Líderes de protestos voltam a pedir calma em Hong Kong

O pedido vem após embates durante a madrugada entre policiais e manifestantes no movimentado distrito comercial de Mong Kok

Hong Kong – Os líderes dos protestos em Hong Kong pediram calma aos manifestantes antes das planejadas discussões com o governo que podem encerrar semanas de manifestações na cidade. O pedido vem após embates durante a madrugada entre policiais e manifestantes no movimentado distrito comercial de Mong Kok.

O confronto terminou com várias pessoas feridas ou presas, de acordo com comunicados da polícia. Um homem foi detido por supostamente exortar em um fórum online as pessoas a se reunir em Mong Kok, “atacar a polícia e paralisar as linhas de metrô”, destacou uma das notas.

“Todas as partes precisam se acalmar”, disse Zachary Wong, de 56 anos, membro do Occupy Central com Amor e Paz (OCLP), um dos três principais grupos de ativistas envolvidos nas manifestações. O OCLP e os líderes estudantis no comando dos protestos têm se manifestado contra medidas violentas, uma mensagem que é frequentemente desafiada no distrito de Mong Kok, onde os alunos dizem ter menos influência.

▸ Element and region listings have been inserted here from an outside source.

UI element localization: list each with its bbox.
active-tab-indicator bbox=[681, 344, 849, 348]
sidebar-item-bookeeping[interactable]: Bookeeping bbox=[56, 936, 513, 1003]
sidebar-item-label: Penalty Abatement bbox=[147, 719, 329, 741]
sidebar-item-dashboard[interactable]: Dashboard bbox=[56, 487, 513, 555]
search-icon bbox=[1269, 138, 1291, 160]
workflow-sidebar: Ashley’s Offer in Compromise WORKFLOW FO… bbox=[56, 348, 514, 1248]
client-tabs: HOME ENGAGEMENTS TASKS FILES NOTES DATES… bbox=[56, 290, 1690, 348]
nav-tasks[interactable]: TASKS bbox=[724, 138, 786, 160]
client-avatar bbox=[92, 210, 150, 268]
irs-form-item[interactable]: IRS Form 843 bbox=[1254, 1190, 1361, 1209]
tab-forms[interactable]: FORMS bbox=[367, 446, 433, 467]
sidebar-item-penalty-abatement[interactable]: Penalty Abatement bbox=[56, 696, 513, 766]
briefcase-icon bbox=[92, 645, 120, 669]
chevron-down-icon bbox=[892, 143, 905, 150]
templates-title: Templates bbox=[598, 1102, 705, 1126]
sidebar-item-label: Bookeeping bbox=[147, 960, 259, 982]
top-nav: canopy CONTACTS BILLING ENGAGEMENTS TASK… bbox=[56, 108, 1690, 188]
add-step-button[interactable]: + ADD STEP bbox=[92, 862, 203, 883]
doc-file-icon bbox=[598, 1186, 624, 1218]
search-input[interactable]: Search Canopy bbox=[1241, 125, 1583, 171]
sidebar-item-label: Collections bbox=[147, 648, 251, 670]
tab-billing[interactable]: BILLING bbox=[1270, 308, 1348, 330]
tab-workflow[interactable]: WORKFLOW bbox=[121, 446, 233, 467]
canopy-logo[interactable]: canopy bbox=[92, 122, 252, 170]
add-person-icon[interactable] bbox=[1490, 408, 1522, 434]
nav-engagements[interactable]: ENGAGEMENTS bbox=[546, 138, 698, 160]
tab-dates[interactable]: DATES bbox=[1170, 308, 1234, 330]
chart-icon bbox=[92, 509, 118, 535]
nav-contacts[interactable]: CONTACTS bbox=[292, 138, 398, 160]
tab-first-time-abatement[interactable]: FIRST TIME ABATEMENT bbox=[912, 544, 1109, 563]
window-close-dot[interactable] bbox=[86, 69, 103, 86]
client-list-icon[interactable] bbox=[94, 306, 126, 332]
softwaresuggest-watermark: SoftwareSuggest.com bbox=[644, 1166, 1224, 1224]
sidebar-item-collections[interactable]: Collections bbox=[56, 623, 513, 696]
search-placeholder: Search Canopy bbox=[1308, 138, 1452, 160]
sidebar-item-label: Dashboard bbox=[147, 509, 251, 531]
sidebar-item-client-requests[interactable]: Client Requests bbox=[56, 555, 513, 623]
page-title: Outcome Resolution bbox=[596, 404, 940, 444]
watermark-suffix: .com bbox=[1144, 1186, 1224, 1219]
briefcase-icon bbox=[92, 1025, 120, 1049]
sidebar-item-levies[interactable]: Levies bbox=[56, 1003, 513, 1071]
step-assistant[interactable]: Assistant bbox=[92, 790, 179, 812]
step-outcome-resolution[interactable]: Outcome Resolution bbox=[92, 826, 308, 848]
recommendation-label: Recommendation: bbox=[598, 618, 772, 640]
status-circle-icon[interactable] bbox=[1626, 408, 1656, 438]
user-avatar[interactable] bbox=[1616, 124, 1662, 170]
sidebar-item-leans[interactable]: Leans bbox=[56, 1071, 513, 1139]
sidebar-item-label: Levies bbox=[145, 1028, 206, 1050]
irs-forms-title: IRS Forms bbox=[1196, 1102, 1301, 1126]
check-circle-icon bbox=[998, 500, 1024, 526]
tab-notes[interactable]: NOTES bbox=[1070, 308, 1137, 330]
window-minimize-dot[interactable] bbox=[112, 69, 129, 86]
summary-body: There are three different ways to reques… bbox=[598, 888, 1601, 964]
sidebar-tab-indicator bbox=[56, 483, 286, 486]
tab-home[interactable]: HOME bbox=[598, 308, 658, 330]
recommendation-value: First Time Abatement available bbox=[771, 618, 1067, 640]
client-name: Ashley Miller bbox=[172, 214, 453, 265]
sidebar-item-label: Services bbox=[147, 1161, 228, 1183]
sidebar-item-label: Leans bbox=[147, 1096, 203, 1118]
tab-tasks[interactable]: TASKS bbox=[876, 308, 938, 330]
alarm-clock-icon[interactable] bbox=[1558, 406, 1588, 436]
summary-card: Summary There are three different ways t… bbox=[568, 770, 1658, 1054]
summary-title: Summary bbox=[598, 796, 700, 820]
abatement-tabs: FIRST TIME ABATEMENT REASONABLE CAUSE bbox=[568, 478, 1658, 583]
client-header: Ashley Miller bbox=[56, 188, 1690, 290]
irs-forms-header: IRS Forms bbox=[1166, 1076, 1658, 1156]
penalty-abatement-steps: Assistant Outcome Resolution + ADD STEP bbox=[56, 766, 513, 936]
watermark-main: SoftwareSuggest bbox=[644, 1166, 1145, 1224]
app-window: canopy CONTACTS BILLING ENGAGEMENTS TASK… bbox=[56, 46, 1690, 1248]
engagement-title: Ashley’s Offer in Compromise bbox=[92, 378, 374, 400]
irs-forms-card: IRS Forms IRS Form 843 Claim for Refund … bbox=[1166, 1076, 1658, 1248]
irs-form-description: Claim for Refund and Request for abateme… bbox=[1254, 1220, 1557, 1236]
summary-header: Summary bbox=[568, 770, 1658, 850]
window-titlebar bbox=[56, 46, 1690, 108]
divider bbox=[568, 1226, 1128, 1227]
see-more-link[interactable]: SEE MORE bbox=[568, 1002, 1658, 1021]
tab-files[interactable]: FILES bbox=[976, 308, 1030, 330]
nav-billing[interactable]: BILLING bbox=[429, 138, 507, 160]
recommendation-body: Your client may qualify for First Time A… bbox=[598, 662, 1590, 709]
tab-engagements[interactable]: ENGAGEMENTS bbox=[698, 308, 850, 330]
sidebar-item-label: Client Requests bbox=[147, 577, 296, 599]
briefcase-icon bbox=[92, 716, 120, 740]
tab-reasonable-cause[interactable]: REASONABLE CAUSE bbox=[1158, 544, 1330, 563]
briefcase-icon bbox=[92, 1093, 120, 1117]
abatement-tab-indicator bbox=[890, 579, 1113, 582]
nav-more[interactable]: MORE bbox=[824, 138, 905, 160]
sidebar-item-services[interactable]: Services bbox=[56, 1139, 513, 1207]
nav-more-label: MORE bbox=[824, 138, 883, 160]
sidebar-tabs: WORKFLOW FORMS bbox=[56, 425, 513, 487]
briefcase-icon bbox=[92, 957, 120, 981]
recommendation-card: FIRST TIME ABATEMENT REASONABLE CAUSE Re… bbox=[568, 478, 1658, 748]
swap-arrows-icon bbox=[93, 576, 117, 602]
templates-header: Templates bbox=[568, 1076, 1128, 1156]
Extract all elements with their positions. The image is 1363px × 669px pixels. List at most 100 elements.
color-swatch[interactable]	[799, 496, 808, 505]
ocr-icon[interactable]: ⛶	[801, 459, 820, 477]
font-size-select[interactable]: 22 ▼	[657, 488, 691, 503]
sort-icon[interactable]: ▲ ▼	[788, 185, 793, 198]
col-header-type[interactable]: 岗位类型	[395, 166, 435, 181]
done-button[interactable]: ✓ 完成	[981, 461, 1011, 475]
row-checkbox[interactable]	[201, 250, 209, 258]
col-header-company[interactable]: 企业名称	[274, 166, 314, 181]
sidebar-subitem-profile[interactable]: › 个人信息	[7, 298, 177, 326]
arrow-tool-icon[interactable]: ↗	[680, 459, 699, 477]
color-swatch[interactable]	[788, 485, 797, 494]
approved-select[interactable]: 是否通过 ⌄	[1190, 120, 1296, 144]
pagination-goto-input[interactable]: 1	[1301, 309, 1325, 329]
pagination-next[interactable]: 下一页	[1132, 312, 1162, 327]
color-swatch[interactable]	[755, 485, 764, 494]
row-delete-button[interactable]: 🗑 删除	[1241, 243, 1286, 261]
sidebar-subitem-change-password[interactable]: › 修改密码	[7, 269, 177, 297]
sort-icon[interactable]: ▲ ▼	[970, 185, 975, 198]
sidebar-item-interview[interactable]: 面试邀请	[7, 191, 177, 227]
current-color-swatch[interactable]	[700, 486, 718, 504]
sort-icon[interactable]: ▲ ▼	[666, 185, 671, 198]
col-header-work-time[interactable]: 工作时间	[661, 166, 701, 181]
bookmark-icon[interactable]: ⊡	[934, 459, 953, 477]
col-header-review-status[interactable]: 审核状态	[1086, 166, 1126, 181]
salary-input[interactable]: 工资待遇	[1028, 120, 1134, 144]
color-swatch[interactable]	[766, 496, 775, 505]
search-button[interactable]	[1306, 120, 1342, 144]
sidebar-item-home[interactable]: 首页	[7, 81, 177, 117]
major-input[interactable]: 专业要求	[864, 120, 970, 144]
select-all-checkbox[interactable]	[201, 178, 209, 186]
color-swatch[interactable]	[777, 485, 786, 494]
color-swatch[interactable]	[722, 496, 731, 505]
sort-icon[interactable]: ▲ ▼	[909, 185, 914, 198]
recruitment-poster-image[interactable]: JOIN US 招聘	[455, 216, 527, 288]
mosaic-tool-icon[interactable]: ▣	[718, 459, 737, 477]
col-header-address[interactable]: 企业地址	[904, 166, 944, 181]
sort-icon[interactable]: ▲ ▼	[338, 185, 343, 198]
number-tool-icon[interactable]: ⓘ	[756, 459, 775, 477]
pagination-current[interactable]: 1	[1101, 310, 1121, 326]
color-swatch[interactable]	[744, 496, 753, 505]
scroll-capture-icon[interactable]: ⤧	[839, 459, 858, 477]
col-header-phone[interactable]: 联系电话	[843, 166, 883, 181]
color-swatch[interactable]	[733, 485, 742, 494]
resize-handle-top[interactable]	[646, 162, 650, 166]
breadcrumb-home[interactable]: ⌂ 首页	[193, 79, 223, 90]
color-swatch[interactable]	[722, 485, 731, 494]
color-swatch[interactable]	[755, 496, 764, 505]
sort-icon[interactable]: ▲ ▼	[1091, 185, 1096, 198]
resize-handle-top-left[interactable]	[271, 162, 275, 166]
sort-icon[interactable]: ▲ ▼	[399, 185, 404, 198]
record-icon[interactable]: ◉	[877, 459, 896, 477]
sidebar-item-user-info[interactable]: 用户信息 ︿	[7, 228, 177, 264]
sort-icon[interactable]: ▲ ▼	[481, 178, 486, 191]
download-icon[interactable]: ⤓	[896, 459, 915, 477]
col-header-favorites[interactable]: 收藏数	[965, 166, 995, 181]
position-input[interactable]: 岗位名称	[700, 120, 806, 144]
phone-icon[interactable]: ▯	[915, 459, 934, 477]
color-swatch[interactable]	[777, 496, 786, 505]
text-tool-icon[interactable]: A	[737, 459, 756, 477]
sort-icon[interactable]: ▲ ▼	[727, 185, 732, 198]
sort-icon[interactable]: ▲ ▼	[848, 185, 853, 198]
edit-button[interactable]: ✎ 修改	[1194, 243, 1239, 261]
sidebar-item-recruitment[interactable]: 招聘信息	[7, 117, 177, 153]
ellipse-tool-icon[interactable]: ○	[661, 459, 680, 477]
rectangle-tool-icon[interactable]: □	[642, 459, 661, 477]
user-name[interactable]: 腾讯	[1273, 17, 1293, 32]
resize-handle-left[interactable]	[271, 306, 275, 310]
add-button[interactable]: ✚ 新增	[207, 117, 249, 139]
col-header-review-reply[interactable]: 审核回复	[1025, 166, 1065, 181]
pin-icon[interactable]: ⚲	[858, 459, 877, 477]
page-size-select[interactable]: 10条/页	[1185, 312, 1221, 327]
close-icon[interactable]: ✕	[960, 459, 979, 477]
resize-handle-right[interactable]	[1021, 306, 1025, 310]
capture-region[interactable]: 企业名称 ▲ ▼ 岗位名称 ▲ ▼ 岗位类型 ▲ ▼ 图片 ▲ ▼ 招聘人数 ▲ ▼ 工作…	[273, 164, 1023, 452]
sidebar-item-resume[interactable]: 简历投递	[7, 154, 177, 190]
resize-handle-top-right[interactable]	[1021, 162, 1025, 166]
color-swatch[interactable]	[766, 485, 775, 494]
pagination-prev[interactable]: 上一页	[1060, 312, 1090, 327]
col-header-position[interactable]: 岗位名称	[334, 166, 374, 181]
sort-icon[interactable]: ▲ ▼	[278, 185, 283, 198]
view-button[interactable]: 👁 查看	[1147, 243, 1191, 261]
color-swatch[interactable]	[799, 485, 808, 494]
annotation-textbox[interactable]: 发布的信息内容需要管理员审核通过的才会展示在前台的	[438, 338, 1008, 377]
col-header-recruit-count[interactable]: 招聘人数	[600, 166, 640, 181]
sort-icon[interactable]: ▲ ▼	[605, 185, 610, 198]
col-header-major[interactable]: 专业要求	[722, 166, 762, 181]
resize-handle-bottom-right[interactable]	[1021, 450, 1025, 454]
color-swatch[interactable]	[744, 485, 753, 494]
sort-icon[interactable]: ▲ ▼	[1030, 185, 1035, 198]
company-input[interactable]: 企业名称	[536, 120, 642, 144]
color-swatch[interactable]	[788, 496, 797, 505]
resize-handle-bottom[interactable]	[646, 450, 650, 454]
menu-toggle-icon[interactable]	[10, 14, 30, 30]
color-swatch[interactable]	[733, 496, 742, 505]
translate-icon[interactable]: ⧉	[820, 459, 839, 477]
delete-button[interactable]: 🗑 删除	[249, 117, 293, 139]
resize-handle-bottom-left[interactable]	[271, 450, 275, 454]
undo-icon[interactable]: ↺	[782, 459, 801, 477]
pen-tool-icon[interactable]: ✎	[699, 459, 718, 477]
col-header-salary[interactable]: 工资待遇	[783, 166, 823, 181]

Os episódios de violência podem ameaçar as conversas que o governo pretende ter com líderes do protesto estudantil na terça-feira. Estas devem ser as primeiras discussões entre os dois lados depois que milhares de manifestantes que exigem maior poder para escolher o próximo líder de Hong Kong começaram a realizar protestos em pontos-chave da cidade há três semanas.

Os apelos pela paz representam o desejo tanto dos líderes do protesto como do governo de Hong Kong de acabar com um impasse que agora está entrando na quarta semana. A principal demanda dos manifestantes é que a população possa nomear candidatos para a eleição a ser realizada em 2017 para o cargo de chefe do executivo de Hong Kong, algo contestado por Pequim e pelo atual governo da cidade.

Para defender a proposta, manifestantes criaram locais de protesto nas principais vias em três áreas movimentadas de Hong Kong. O governo culpa as manifestações por bloqueios no trânsito e redução do turismo e do consumo.